5. Discussion and conclusion

Here, a few comments are in order. According to the band diagrams, the eigenmodes of the p-polarized and s-polarized lights in this study have similar (0,±1) dispersion relations. However, their physical origins are very different from each other. For the case of p-polarization, the resonances are due to excitation of propagating SPs, whereas for the s-polarization case, the effects are due merely to cavity resonance, or in other words, excitation of localized SPs. The effects of bottleneck on p- and s- polarized lights appear to be complementary to each other. While in the case of p-polarization, the field strength decreases gradually with a longer bottleneck, the field for s-polarization will substantially be enhanced. On the other hand, a longer bottleneck causes the s-polarized light to move inside the cavity, which is opposite to the case of p-polarized light, where field is non-vanishing in the nanobottle only when l=0. Consequently, by adjusting the bottleneck, the proposed nanobottle cavity permits a flexible control of field strength and field localization. Last but not the least, it should be noted that the nanobottle array has similar dispersion relations with other 2D metallic surfaces. For instance, our nanobottle cavity is similar to the “nanohole” as reported by Barnes et al. [13]. Yet, the emphasis on this work is on the field manipulation by the bottleneck, which provides a new tunable parameter for SP control. It would be interesting to investigate how to utilize the nanobottle and bottleneck to control other well-known SP phenomena such as extraordinary transmission.

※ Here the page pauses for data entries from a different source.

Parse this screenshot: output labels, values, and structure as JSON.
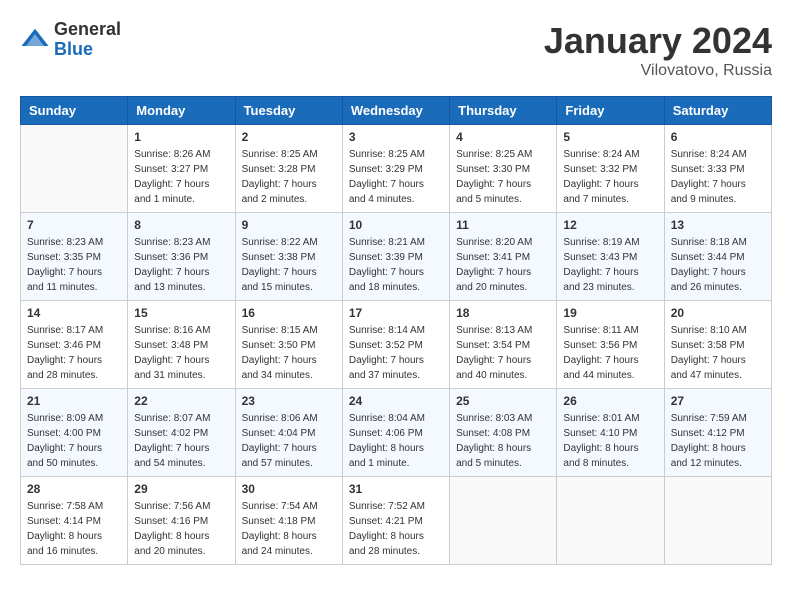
{
  "header": {
    "logo_general": "General",
    "logo_blue": "Blue",
    "month": "January 2024",
    "location": "Vilovatovo, Russia"
  },
  "weekdays": [
    "Sunday",
    "Monday",
    "Tuesday",
    "Wednesday",
    "Thursday",
    "Friday",
    "Saturday"
  ],
  "weeks": [
    [
      {
        "day": "",
        "empty": true
      },
      {
        "day": "1",
        "sunrise": "Sunrise: 8:26 AM",
        "sunset": "Sunset: 3:27 PM",
        "daylight": "Daylight: 7 hours and 1 minute."
      },
      {
        "day": "2",
        "sunrise": "Sunrise: 8:25 AM",
        "sunset": "Sunset: 3:28 PM",
        "daylight": "Daylight: 7 hours and 2 minutes."
      },
      {
        "day": "3",
        "sunrise": "Sunrise: 8:25 AM",
        "sunset": "Sunset: 3:29 PM",
        "daylight": "Daylight: 7 hours and 4 minutes."
      },
      {
        "day": "4",
        "sunrise": "Sunrise: 8:25 AM",
        "sunset": "Sunset: 3:30 PM",
        "daylight": "Daylight: 7 hours and 5 minutes."
      },
      {
        "day": "5",
        "sunrise": "Sunrise: 8:24 AM",
        "sunset": "Sunset: 3:32 PM",
        "daylight": "Daylight: 7 hours and 7 minutes."
      },
      {
        "day": "6",
        "sunrise": "Sunrise: 8:24 AM",
        "sunset": "Sunset: 3:33 PM",
        "daylight": "Daylight: 7 hours and 9 minutes."
      }
    ],
    [
      {
        "day": "7",
        "sunrise": "Sunrise: 8:23 AM",
        "sunset": "Sunset: 3:35 PM",
        "daylight": "Daylight: 7 hours and 11 minutes."
      },
      {
        "day": "8",
        "sunrise": "Sunrise: 8:23 AM",
        "sunset": "Sunset: 3:36 PM",
        "daylight": "Daylight: 7 hours and 13 minutes."
      },
      {
        "day": "9",
        "sunrise": "Sunrise: 8:22 AM",
        "sunset": "Sunset: 3:38 PM",
        "daylight": "Daylight: 7 hours and 15 minutes."
      },
      {
        "day": "10",
        "sunrise": "Sunrise: 8:21 AM",
        "sunset": "Sunset: 3:39 PM",
        "daylight": "Daylight: 7 hours and 18 minutes."
      },
      {
        "day": "11",
        "sunrise": "Sunrise: 8:20 AM",
        "sunset": "Sunset: 3:41 PM",
        "daylight": "Daylight: 7 hours and 20 minutes."
      },
      {
        "day": "12",
        "sunrise": "Sunrise: 8:19 AM",
        "sunset": "Sunset: 3:43 PM",
        "daylight": "Daylight: 7 hours and 23 minutes."
      },
      {
        "day": "13",
        "sunrise": "Sunrise: 8:18 AM",
        "sunset": "Sunset: 3:44 PM",
        "daylight": "Daylight: 7 hours and 26 minutes."
      }
    ],
    [
      {
        "day": "14",
        "sunrise": "Sunrise: 8:17 AM",
        "sunset": "Sunset: 3:46 PM",
        "daylight": "Daylight: 7 hours and 28 minutes."
      },
      {
        "day": "15",
        "sunrise": "Sunrise: 8:16 AM",
        "sunset": "Sunset: 3:48 PM",
        "daylight": "Daylight: 7 hours and 31 minutes."
      },
      {
        "day": "16",
        "sunrise": "Sunrise: 8:15 AM",
        "sunset": "Sunset: 3:50 PM",
        "daylight": "Daylight: 7 hours and 34 minutes."
      },
      {
        "day": "17",
        "sunrise": "Sunrise: 8:14 AM",
        "sunset": "Sunset: 3:52 PM",
        "daylight": "Daylight: 7 hours and 37 minutes."
      },
      {
        "day": "18",
        "sunrise": "Sunrise: 8:13 AM",
        "sunset": "Sunset: 3:54 PM",
        "daylight": "Daylight: 7 hours and 40 minutes."
      },
      {
        "day": "19",
        "sunrise": "Sunrise: 8:11 AM",
        "sunset": "Sunset: 3:56 PM",
        "daylight": "Daylight: 7 hours and 44 minutes."
      },
      {
        "day": "20",
        "sunrise": "Sunrise: 8:10 AM",
        "sunset": "Sunset: 3:58 PM",
        "daylight": "Daylight: 7 hours and 47 minutes."
      }
    ],
    [
      {
        "day": "21",
        "sunrise": "Sunrise: 8:09 AM",
        "sunset": "Sunset: 4:00 PM",
        "daylight": "Daylight: 7 hours and 50 minutes."
      },
      {
        "day": "22",
        "sunrise": "Sunrise: 8:07 AM",
        "sunset": "Sunset: 4:02 PM",
        "daylight": "Daylight: 7 hours and 54 minutes."
      },
      {
        "day": "23",
        "sunrise": "Sunrise: 8:06 AM",
        "sunset": "Sunset: 4:04 PM",
        "daylight": "Daylight: 7 hours and 57 minutes."
      },
      {
        "day": "24",
        "sunrise": "Sunrise: 8:04 AM",
        "sunset": "Sunset: 4:06 PM",
        "daylight": "Daylight: 8 hours and 1 minute."
      },
      {
        "day": "25",
        "sunrise": "Sunrise: 8:03 AM",
        "sunset": "Sunset: 4:08 PM",
        "daylight": "Daylight: 8 hours and 5 minutes."
      },
      {
        "day": "26",
        "sunrise": "Sunrise: 8:01 AM",
        "sunset": "Sunset: 4:10 PM",
        "daylight": "Daylight: 8 hours and 8 minutes."
      },
      {
        "day": "27",
        "sunrise": "Sunrise: 7:59 AM",
        "sunset": "Sunset: 4:12 PM",
        "daylight": "Daylight: 8 hours and 12 minutes."
      }
    ],
    [
      {
        "day": "28",
        "sunrise": "Sunrise: 7:58 AM",
        "sunset": "Sunset: 4:14 PM",
        "daylight": "Daylight: 8 hours and 16 minutes."
      },
      {
        "day": "29",
        "sunrise": "Sunrise: 7:56 AM",
        "sunset": "Sunset: 4:16 PM",
        "daylight": "Daylight: 8 hours and 20 minutes."
      },
      {
        "day": "30",
        "sunrise": "Sunrise: 7:54 AM",
        "sunset": "Sunset: 4:18 PM",
        "daylight": "Daylight: 8 hours and 24 minutes."
      },
      {
        "day": "31",
        "sunrise": "Sunrise: 7:52 AM",
        "sunset": "Sunset: 4:21 PM",
        "daylight": "Daylight: 8 hours and 28 minutes."
      },
      {
        "day": "",
        "empty": true
      },
      {
        "day": "",
        "empty": true
      },
      {
        "day": "",
        "empty": true
      }
    ]
  ]
}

In summary, we have studied the optical characteristics of the nanobottle cavity for both s-and p- polarizations and its bottleneck plays an important role in the manipulation of field strength and energy localization. The nanobottle may be useful in applications of surface-enhanced Raman scattering, second harmonic generation, as well as thermal emission devices. What’s more, our study may provide new insights into the fabrications of novel plasmonic devices.